IT Governance and How it Helps Sustain and Extends an Organization's Strategies And Goals
IT governance refers to the accountability frameworks and decision rights used to encourage desirable conduct relating to the use of information technology. It is viewed as a system used to ensure information technology decisions take into consideration the objectives and strategies of an organization (Moeller, 2013). This aids the company to ensure that key decisions conform to corporate strategy, vision, and values. In the end, this guarantees that decisions related to information technology match organization wide objectives and strategies.

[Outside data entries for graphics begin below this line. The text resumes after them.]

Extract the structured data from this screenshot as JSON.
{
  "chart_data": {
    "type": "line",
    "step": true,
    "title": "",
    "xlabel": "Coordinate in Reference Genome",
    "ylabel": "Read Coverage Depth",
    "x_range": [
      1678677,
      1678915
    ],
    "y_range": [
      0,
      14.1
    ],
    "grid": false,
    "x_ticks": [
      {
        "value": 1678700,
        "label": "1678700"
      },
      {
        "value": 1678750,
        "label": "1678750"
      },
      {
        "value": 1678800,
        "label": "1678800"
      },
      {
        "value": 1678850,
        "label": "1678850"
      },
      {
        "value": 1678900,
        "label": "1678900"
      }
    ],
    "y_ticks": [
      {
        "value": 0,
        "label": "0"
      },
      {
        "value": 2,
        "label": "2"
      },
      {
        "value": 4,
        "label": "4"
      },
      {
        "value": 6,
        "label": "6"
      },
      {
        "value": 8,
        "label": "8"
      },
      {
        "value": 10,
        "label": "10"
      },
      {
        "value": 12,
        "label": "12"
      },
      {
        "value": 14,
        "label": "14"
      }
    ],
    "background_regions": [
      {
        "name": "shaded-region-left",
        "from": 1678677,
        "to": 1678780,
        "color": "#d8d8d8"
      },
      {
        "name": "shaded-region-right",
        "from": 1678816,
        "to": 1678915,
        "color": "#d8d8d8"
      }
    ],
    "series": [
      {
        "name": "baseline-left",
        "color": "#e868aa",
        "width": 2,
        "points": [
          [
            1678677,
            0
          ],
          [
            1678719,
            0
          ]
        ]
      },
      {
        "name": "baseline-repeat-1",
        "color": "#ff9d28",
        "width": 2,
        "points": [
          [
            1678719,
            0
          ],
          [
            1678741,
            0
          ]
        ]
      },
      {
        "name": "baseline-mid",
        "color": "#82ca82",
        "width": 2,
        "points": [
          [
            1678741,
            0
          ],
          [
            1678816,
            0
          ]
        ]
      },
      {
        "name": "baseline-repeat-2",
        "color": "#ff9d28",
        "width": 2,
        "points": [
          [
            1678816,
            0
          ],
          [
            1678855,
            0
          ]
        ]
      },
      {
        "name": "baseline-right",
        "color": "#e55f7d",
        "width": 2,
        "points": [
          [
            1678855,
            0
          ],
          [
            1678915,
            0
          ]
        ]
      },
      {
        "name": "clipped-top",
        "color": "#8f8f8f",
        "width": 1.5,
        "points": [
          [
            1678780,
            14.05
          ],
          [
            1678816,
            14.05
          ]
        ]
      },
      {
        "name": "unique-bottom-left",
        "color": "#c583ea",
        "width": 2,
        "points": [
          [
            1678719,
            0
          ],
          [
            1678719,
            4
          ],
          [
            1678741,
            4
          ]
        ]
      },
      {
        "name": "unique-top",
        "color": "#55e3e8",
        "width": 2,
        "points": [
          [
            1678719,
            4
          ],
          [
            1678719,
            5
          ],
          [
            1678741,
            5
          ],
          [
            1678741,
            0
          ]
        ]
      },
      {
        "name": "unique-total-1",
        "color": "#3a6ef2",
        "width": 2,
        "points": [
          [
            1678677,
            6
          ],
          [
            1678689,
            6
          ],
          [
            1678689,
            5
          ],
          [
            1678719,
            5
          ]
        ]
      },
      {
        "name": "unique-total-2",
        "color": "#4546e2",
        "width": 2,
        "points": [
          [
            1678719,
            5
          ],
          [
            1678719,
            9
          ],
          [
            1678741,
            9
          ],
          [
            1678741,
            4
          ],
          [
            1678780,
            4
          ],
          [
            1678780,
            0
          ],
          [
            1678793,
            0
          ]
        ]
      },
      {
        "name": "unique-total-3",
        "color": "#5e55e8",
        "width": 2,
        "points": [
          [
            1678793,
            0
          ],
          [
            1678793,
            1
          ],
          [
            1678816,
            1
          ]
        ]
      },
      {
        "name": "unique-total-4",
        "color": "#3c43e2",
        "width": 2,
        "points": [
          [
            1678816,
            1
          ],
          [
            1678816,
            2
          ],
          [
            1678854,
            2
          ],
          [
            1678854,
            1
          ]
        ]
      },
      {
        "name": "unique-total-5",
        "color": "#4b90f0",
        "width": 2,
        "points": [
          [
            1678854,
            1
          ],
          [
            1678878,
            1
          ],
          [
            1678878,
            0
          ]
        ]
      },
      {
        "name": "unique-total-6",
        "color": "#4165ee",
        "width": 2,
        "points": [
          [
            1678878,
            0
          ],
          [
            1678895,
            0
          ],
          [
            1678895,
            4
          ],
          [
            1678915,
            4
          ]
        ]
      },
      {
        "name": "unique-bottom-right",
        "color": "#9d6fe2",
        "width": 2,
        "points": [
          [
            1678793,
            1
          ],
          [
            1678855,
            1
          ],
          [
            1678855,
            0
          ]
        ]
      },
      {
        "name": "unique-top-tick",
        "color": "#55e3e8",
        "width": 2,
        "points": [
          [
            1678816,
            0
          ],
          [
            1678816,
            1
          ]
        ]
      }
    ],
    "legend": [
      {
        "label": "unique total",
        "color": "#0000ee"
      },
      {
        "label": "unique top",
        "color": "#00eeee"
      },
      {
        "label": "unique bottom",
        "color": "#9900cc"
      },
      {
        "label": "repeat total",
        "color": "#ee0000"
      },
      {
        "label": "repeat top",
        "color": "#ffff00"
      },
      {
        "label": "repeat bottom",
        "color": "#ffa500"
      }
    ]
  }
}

The desire to have a clear strategy of managing organizational risk and safeguarding shareholder value guides practices related to IT governance. When accountability frameworks and decision rights are emphasized, the strategic importance of IT becomes clear. This helps the company in sustaining and applying the policies that will foster its competitive advantage at all times. Therefore, IT governance ensures that the expectations are achieved and that the company mitigates the risks. IT governance is integrated in a business framework, which guides various IT initiatives (Moeller, 2013).
The role of IT auditing in meeting IT governance needs
As a critical component of a solid IT governance structure, IT auditing aids the governance functions of foresight, insight, and oversight. Since IT governance's success is measured through its ability to carry out programs appropriately and deliver services successfully, IT auditing activities must have the competency and authority to evaluate financial and program integrity, efficiency and effectiveness (Van, 2009).
Foresight: IT auditors help IT managers and the company look ahead through identifying trends and calling attention to emerging risks and challenges before they develop into crises. IT activities might highlight future challenges like from economic conditions and demographic trends. It also identifies opportunities and risks emerging from rapidly changing technology and science and changes in the economic climate. These issues tend to be the primary sources of long-term risks likely to receive low priority in terms of attention. This is because scarce resources tend to drive short-term focus on urgent issues within an organization (Van, 2009).
Oversight: IT auditors help decision-makers within a company to practice oversight by evaluating whether the company is engaged in what it is supposed to do, spending money on the right purpose and adhering to laws and regulations. Oversight-based audits ensure that policies are implemented as intended and managers implement effective controls for minimizing risks. IT auditors support the IT governance structure through verifying programs' and the company's reports of programmatic and financial performance (Van, 2009). This is achieved by testing their adherence to the company's aims and rules. In addition, audits focusing on oversight contribute towards company accountability by permitting access to performance information to relevant authorities outside and within the company.